A U.S. appeals court on Monday allowed a research center affiliated with the Massachusetts Institute of Technology and Harvard University to keep patents potentially worth billions of dollars on a gene-editing technology known as CRISPR.
The U.S. Court of Appeals for the Federal Circuit affirmed the validity of the Harvard and MIT patents, rejecting a challenge brought by a rival team of researchers associated with the University of California at Berkeley and University of Vienna in Austria.
CRISPR allows scientists to edit genes by using biological “scissors” to find and replace selected stretches of DNA.
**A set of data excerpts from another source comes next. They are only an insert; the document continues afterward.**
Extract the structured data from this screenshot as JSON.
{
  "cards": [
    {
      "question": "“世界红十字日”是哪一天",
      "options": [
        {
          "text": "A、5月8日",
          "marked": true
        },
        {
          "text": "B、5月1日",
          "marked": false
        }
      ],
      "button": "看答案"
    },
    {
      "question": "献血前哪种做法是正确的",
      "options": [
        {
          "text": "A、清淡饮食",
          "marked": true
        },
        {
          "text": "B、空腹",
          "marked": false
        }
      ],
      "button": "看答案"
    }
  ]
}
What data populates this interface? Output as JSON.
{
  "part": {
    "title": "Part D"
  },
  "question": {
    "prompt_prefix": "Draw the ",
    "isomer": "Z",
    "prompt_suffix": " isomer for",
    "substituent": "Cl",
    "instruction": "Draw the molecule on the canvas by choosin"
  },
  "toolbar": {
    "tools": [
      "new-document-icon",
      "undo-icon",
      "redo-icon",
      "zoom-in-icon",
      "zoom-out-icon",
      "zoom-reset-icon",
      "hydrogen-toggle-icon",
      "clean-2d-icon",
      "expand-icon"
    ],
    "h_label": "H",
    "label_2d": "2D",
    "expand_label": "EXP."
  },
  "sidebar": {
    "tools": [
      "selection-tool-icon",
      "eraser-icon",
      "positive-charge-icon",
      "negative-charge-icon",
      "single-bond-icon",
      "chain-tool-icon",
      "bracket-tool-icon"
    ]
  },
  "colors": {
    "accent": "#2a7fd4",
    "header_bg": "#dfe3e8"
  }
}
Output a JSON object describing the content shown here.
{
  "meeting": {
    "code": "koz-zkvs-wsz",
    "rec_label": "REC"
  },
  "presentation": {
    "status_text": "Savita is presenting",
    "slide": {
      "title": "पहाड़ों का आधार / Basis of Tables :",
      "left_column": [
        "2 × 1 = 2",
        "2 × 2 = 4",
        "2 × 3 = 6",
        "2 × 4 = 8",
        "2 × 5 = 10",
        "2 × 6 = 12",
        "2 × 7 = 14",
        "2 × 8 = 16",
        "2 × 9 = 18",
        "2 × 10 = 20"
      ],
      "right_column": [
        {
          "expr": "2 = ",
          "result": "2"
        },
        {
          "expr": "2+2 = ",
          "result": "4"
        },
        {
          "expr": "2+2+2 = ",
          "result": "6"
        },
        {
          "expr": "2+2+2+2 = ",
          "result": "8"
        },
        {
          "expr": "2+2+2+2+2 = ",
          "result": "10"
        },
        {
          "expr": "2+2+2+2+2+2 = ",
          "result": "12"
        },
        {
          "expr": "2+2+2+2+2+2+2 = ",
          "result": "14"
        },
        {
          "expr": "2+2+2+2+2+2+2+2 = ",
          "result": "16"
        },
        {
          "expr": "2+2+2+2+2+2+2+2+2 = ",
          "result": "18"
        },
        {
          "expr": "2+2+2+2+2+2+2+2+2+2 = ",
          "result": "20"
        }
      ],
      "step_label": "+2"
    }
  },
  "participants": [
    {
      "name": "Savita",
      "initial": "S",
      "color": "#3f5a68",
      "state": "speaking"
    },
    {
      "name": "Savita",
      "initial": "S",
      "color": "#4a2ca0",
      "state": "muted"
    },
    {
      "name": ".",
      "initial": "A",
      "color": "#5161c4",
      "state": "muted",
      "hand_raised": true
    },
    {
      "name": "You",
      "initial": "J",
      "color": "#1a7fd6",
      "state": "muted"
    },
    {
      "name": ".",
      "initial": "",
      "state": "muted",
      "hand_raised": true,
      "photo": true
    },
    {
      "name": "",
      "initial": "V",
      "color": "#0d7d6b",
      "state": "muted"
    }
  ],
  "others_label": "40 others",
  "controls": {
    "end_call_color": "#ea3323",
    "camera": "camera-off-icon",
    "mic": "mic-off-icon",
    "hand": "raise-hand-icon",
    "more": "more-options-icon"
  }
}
The Broad Institute, the biological and genomic research center affiliated with MIT and Harvard, said in a statement that it was “time for all institutions to move beyond litigation” to “ensure wide, open access to this transformative technology.”
Charles Robinson, a lawyer at the University of California, said the institution was evaluating further litigation options.
Two companies have won approval from New York state to issue cryptocurrencies pegged to the U.S. dollar.
Gemini Trust, the digital-asset exchange founded by Cameron and Tyler Winklevoss, received approval from the New York Department of Financial Services to launch the Gemini dollar, a statement said Monday. Paxos Trust, a blockchain firm that caters to financial institutions, also got permission to issue the Paxos Standard, which also launched Monday.
The new coins will compete with Tether, Dai and other stable coins designed to track the value of the traditional currency. Tether, one of the biggest cryptocurrencies, faces concerns that it’s not actually backed by dollars as its creators claim.
The Gemini dollar will offer more transparency to potential users than other stable coins, Tyler Winklevoss said. State Street will hold the U.S. dollars backing the coin, said bank spokeswoman Kerri Doherty. The currency and its dollar reserves will be audited monthly by BPM to ensure they match, Winklevoss said.
— Bloomberg News
Americans increased their borrowing in July at nearly double the pace of the previous month, evidence that confident consumers are willing to take on more debt to support their spending. The Federal Reserve reported Monday that consumer debt rose by a seasonally adjusted $16.6 billion in July, up sharply from a gain of $8.5 billion in June. The category that includes credit cards rose by $1.3 billion after shrinking by $1.2 billion in June. The category that covers auto and student loans surged by $15.4 billion after rising $9.6 billion in June. It was the largest gain since an increase of $17.9 billion last November.
A federal appeals court on Monday invalidated Acorda Therapeutics patents covering its multiple sclerosis drug Ampyra, opening the door to generic competition for the company’s flagship product. The U.S. Court of Appeals for the Federal Circuit affirmed a lower-court ruling that four Acorda patents on Ampyra were invalid because they described obvious ideas. Generic drugmaker Hikma Pharmaceuticals had challenged the validity of the patents. Acorda chief executive Ron Cohen said in a statement the company was reviewing the possibility of a further appeal.
Foreign investors bought more U.S. government debt at auctions in late August, hinting at a pause from their pullback in purchases because of global trade tension and a strong dollar, government data released Monday showed. The U.S. Treasury Department awarded overseas private and government accounts $4.426 billion of the $36 billion worth of two-year note supply, the most since February, according to the Treasury's auction allotment data. Offshore investors bought $3.134 billion of the $37 billion in five-year Treasurys offered, up from the $2.833 billion they purchased in July.
— From news services
10 a.m.: Commerce Department releases wholesale trade inventories for July.
10 a.m.: Labor Department releases job openings and labor turnover survey for July.